A final horror story posted in response to Patricia Aufderheide’s essay, “Does This Have to Go Through the IRB?."


Brian Abel Ragen writes,


Eventually you will probably find a reasonable person to stop the nonsense. That was my experience when one of my graduate students was told that his plan to interview a writer for the New York Review of Books meant he was using “human subjects” and therefore needed to submit his thesis proposal to the IRB after filling out all the appropriate forms and applications. A student asking a professional literary critic why he had championed the reputation of a certain novelist was, quite rightly, seen as an interaction WITH a fellow human being, not research ON a human subject.

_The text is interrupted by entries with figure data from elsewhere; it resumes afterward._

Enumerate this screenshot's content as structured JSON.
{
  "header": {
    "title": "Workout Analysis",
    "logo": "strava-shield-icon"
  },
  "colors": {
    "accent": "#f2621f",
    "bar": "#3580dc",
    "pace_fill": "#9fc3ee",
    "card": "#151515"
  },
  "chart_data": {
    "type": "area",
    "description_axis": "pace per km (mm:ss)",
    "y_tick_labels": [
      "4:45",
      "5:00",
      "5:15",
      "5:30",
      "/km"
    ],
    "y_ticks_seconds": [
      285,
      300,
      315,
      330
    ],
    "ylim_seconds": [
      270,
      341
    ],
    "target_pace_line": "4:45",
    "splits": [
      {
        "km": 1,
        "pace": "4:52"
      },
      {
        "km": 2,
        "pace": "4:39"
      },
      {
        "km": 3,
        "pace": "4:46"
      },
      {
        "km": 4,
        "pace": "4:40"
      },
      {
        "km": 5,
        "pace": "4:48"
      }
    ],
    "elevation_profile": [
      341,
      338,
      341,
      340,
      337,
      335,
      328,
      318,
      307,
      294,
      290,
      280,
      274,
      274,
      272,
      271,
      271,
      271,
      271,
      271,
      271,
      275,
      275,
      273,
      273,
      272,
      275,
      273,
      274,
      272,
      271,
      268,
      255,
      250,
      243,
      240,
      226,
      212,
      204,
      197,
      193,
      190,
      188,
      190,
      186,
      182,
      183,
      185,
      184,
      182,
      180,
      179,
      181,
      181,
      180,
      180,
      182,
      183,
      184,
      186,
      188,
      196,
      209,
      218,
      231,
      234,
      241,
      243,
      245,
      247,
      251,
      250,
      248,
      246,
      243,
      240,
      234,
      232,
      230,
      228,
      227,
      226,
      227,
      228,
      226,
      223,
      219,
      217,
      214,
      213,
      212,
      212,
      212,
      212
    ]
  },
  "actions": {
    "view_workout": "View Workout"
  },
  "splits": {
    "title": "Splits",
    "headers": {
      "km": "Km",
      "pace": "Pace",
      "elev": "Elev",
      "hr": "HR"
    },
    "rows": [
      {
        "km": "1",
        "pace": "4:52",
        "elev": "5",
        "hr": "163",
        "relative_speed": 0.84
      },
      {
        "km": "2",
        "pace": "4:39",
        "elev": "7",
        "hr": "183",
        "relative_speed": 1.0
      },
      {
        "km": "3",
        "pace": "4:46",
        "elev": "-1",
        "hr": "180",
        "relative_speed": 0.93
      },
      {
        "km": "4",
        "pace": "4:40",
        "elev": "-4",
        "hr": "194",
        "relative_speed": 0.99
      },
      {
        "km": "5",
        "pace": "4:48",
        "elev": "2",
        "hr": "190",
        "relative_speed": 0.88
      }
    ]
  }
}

But that should have been obvious from the beginning. What the whole process did for me as an English professor and my student in the humanities was to create just one more impediment to getting a worthwhile project done—this new obstacle laced with fear of getting in trouble with the Federal government if we made a mistake. It also protected a writer from hearing from someone who admired his work and wanted to explore it with him for a few weeks. So I would say that the limits of the IRB’s powers need to be more clearly drawn, so as to remove one more hazard from the already obstacle-strewn path to completing a degree or a research project. I won’t say that i can’t imagine projects in literary studies that don’t involve using people as actual “human subjects,” but I think the default assumption should be that any project that involves neither deception nor asking the interlocutor to do anything but talk about something is beyond the scope of an IRB.


An IRB need not block a project to discourage curiosity.